Sintang zkr.com. Menjelang perayaan Hari Raya Idulfitri 1447 Hijriah, Ketua Komisi D Dewan Perwakilan Rakyat Daerah (DPRD) Kabupaten Sintang, Toni, mengeluarkan imbauan tegas kepada seluruh perusahaan yang beroperasi di wilayah Sintang. Ia mendesak agar perusahaan segera mencairkan Tunjangan Hari Raya (THR) kepada para karyawannya sebagai bentuk perhatian terhadap kesejahteraan para pekerja.
Toni menegaskan bahwa pemberian THR bukan sekadar bonus, melainkan sebuah kewajiban hukum yang telah diatur secara jelas dalam peraturan perundang-undangan yang berlaku. “THR adalah hak fundamental setiap pekerja yang harus dipenuhi oleh perusahaan tanpa terkecuali. Kami mendesak agar seluruh perusahaan di Sintang dapat merealisasikan pembayaran THR ini tepat waktu. Hal ini sangat penting agar para karyawan memiliki cukup waktu dan persiapan untuk memenuhi kebutuhan menjelang Lebaran,” ujar Toni pada Jumat, 13 Maret 2026.

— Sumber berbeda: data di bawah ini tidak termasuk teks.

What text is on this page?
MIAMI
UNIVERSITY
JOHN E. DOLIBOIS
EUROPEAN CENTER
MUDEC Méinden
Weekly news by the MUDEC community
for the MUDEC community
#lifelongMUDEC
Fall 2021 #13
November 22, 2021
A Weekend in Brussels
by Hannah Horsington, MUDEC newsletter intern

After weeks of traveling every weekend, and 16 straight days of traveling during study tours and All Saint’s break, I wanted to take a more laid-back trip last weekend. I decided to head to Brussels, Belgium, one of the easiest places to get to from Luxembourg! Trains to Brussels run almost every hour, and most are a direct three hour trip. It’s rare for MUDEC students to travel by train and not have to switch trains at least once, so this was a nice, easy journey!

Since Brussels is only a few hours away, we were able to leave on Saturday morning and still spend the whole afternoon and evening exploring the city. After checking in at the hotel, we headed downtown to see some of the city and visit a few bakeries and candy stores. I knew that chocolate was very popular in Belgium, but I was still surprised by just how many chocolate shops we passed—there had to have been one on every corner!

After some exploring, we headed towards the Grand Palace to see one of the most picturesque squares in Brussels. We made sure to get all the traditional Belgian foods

Ia menambahkan bahwa penundaan pembayaran THR tidak hanya berimplikasi pada kondisi finansial para pekerja yang mungkin menghadapi kesulitan, tetapi juga berpotensi besar menimbulkan keresahan dan ketidaknyamanan di lingkungan kerja. Oleh karena itu, perusahaan diharapkan dapat menunjukkan komitmen nyata dalam memenuhi kewajiban mereka terhadap karyawan, baik dari segi ketepatan waktu pembayaran maupun jumlah yang sesuai dengan ketentuan yang berlaku.

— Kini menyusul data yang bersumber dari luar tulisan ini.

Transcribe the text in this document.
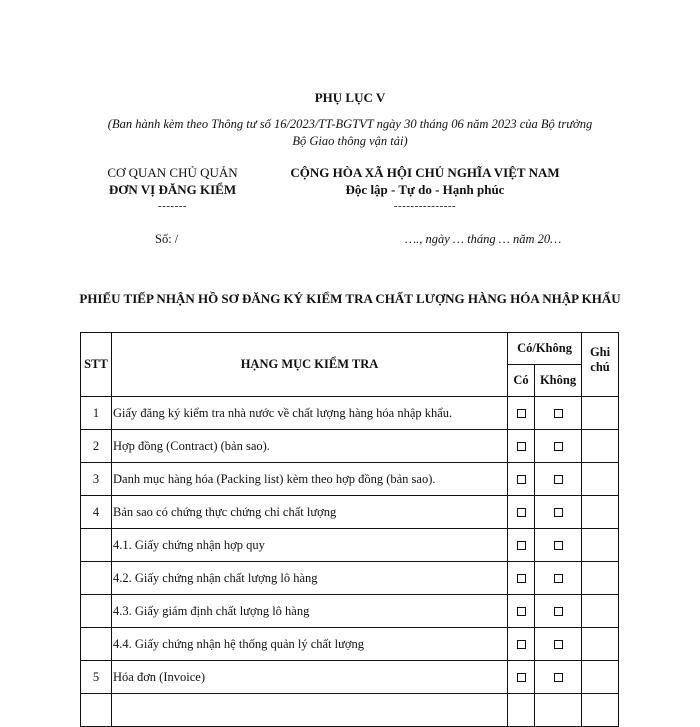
PHỤ LỤC V
(Ban hành kèm theo Thông tư số 16/2023/TT-BGTVT ngày 30 tháng 06 năm 2023 của Bộ trưởng Bộ Giao thông vận tải)
CƠ QUAN CHỦ QUẢN
ĐƠN VỊ ĐĂNG KIỂM
-------
CỘNG HÒA XÃ HỘI CHỦ NGHĨA VIỆT NAM
Độc lập - Tự do - Hạnh phúc
---------------
Số: /	…., ngày … tháng … năm 20…
PHIẾU TIẾP NHẬN HỒ SƠ ĐĂNG KÝ KIỂM TRA CHẤT LƯỢNG HÀNG HÓA NHẬP KHẨU
STT	HẠNG MỤC KIỂM TRA	Có/Không		Ghi chú
		Có	Không	
1	Giấy đăng ký kiểm tra nhà nước về chất lượng hàng hóa nhập khẩu.			
2	Hợp đồng (Contract) (bản sao).			
3	Danh mục hàng hóa (Packing list) kèm theo hợp đồng (bản sao).			
4	Bản sao có chứng thực chứng chỉ chất lượng			
	4.1. Giấy chứng nhận hợp quy			
	4.2. Giấy chứng nhận chất lượng lô hàng			
	4.3. Giấy giám định chất lượng lô hàng			
	4.4. Giấy chứng nhận hệ thống quản lý chất lượng			
5	Hóa đơn (Invoice)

Toni juga mengingatkan kembali mengenai batas waktu pembayaran THR yang telah ditetapkan oleh pemerintah. Perusahaan diwajibkan untuk mencairkan THR paling lambat beberapa hari sebelum Hari Raya Idulfitri tiba. Ketentuan ini diharapkan menjadi panduan bagi perusahaan untuk melakukan perencanaan keuangan yang matang, sehingga proses pencairan hak karyawan dapat berjalan lancar tanpa hambatan berarti.
Lebih lanjut, Toni meminta agar instansi pemerintah terkait, seperti Dinas Tenaga Kerja, untuk proaktif dalam melakukan pemantauan di lapangan. Pembentukan posko pengaduan khusus bagi karyawan yang mengalami kendala atau bahkan tidak menerima THR juga menjadi usulan penting. “Kami meminta instansi terkait untuk tidak hanya memantau, tetapi juga membuka posko pengaduan. Ini krusial agar hak-hak pekerja benar-benar dapat terlindungi dan setiap pelanggaran dapat segera ditindaklanjuti,” tegasnya.
Menutup pernyataannya, Toni mengimbau kepada seluruh pekerja di Kabupaten Sintang untuk tidak ragu melaporkan apabila menemukan adanya perusahaan yang tidak mematuhi ketentuan pembayaran THR. “Keberanian para pekerja untuk melaporkan pelanggaran adalah langkah awal yang sangat penting. Laporan tersebut akan menjadi dasar bagi pemerintah untuk melakukan investigasi dan penindakan lebih lanjut demi tegaknya keadilan bagi para pekerja,” pungkasnya.